Hi! So, when I purchased  my pc from flipkart in June 2012 I bought a WD Blue 500GB SATA III (5000AAKX) HDD but that turned out to be DOA , I then called up cc of flipkart and then they replaced my hdd which too was DOA , I got that one replaced too Now this third HDD was working normally until 6-7 months , from then the performance degraded heavily and now it is very bad , I can even play a video without it getting stuck every 15-30 sec . Same happens in games , there is a huge amount of lag in the games in some irregular time intervals . Sometimes the whole computer hangs and then again starts working , I know it is because of HDD (the HDD LED on cabinet doesn't blink but stays on many times) .  I want to confirm that is the HDD bad or it is some other problem. Also, I have a second HDD installed (WD 160 GB SATA II) in this HDD I have OS, and important stuff and this HDD doesnt give any problem (no video/game hangs). 
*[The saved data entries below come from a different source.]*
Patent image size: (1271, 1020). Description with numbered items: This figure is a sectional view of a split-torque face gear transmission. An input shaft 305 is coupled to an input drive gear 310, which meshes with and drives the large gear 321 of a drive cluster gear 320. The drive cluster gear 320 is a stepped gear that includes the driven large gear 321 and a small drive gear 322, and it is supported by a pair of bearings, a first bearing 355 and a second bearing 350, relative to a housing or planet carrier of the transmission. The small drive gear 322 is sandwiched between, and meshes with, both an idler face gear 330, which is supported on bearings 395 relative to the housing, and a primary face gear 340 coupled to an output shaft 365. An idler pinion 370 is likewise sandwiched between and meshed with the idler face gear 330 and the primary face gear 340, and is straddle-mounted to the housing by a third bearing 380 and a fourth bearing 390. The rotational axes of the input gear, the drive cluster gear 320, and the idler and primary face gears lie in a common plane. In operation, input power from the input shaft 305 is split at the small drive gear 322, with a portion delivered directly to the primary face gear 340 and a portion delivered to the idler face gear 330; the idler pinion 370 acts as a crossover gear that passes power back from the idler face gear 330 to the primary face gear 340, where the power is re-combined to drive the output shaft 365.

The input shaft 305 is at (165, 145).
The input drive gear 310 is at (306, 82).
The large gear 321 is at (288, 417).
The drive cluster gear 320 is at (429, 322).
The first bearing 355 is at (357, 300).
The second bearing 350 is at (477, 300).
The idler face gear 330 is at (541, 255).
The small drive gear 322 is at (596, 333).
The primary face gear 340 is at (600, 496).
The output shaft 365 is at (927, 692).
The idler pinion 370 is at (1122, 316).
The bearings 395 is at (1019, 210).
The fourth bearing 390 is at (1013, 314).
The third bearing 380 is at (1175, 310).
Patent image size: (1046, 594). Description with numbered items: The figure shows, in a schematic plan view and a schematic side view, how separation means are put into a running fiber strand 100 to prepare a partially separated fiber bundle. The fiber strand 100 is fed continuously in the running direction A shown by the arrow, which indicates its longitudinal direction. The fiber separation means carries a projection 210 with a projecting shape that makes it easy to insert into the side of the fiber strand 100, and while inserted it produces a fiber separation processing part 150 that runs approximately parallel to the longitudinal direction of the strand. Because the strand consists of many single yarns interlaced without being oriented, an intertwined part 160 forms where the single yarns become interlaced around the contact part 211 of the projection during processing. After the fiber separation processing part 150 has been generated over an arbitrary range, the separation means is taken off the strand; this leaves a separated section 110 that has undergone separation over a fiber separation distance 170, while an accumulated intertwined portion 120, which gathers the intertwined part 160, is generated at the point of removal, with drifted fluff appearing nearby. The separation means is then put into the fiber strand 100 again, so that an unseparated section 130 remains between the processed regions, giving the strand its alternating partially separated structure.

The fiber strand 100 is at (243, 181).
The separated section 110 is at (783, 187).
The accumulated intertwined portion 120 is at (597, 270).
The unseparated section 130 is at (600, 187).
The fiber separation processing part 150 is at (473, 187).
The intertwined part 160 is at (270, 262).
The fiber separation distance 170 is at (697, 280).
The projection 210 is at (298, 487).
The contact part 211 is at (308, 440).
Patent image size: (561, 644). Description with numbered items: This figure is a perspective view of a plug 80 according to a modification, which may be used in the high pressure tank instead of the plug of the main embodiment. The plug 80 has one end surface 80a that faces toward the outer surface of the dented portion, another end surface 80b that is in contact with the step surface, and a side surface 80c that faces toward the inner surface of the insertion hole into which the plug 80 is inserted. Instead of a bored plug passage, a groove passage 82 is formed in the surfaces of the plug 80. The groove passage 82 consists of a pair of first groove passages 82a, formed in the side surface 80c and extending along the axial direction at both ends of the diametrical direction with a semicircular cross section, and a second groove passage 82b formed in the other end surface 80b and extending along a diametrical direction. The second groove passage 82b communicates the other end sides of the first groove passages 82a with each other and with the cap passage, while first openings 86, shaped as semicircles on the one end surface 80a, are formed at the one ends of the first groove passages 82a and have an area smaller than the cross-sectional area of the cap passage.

*HD-Tune Benchmark and Error Scan :*

*i.imgur.com/gfYs5C7.png

*i.imgur.com/QFtoUYg.png


On the Other Hand this is the Benchmark of The WD 160 GB SATA II (In this drive the videos/Games do not lag)

*i.imgur.com/OaX68CO.png


----------



## rajatGod512 (May 9, 2013)

BUMP!


----------



## rajnusker (May 9, 2013)

Even it should by any chance hang, then also it should occur after the 20gig range.


----------



## rajatGod512 (May 9, 2013)

rajnusker said:


> Even it should by any chance hang, then also it should occur after the 20gig range.



I didnt understand .


----------



## whitestar_999 (May 9, 2013)

the only thing which you must post while asking questions about hdd health is the only thing you didn't posted.click on info tab & post the S.M.A.R.T. values table first not the benchmark or error scan.


----------



## rajatGod512 (May 10, 2013)

ok will do .


----------



## rajnusker (May 10, 2013)

rajatGod512 said:


> I didnt understand .



I mean look at HD Tune Benchmark results. The speeds are dropped pretty bad at 0-20GB.. So it is possible the movie you are trying to view may like in that region. Post a HD sentinel screenshot.


----------



## rajatGod512 (May 10, 2013)

whitestar_999 said:


> the only thing which you must post while asking questions about hdd health is the only thing you didn't posted.click on info tab & post the S.M.A.R.T. values table first not the benchmark or error scan.



There is no S.M.A.R.T. Value table , In the supported feature it is ticked (S.M.A.R.T.).



rajnusker said:


> I mean look at HD Tune Benchmark results. The speeds are dropped pretty bad at 0-20GB.. So it is possible the movie you are trying to view may like in that region. Post a HD sentinel screenshot.



The movies are over 100 GBs , + any video which I play also lags (resolution doesn't matter) , also every game I install in that HDD lags badly . Framerate drops to 0 , and then picks up again in 1-2 seconds.


----------



## rajnusker (May 11, 2013)

^Honestly PLEASE post a HD Sentinel screenshot. :/


----------



## The Sorcerer (May 11, 2013)

Did you try with another cable/SATA sockets? I am assuming its connected on the blue socket/SATA 6gb/s.

To be honest, another person I know had the same issue as he got from flipkart and got the replacement from flipkart. I've told him to RMA it to WD's Service Centre and they gave him a working piece. If you end up giving an RMA again, this time give it to WD guys.


----------



## whitestar_999 (May 12, 2013)

click on health tab.also download & install crystaldisk info which is completely free & much better than HDTune in my opinion.


----------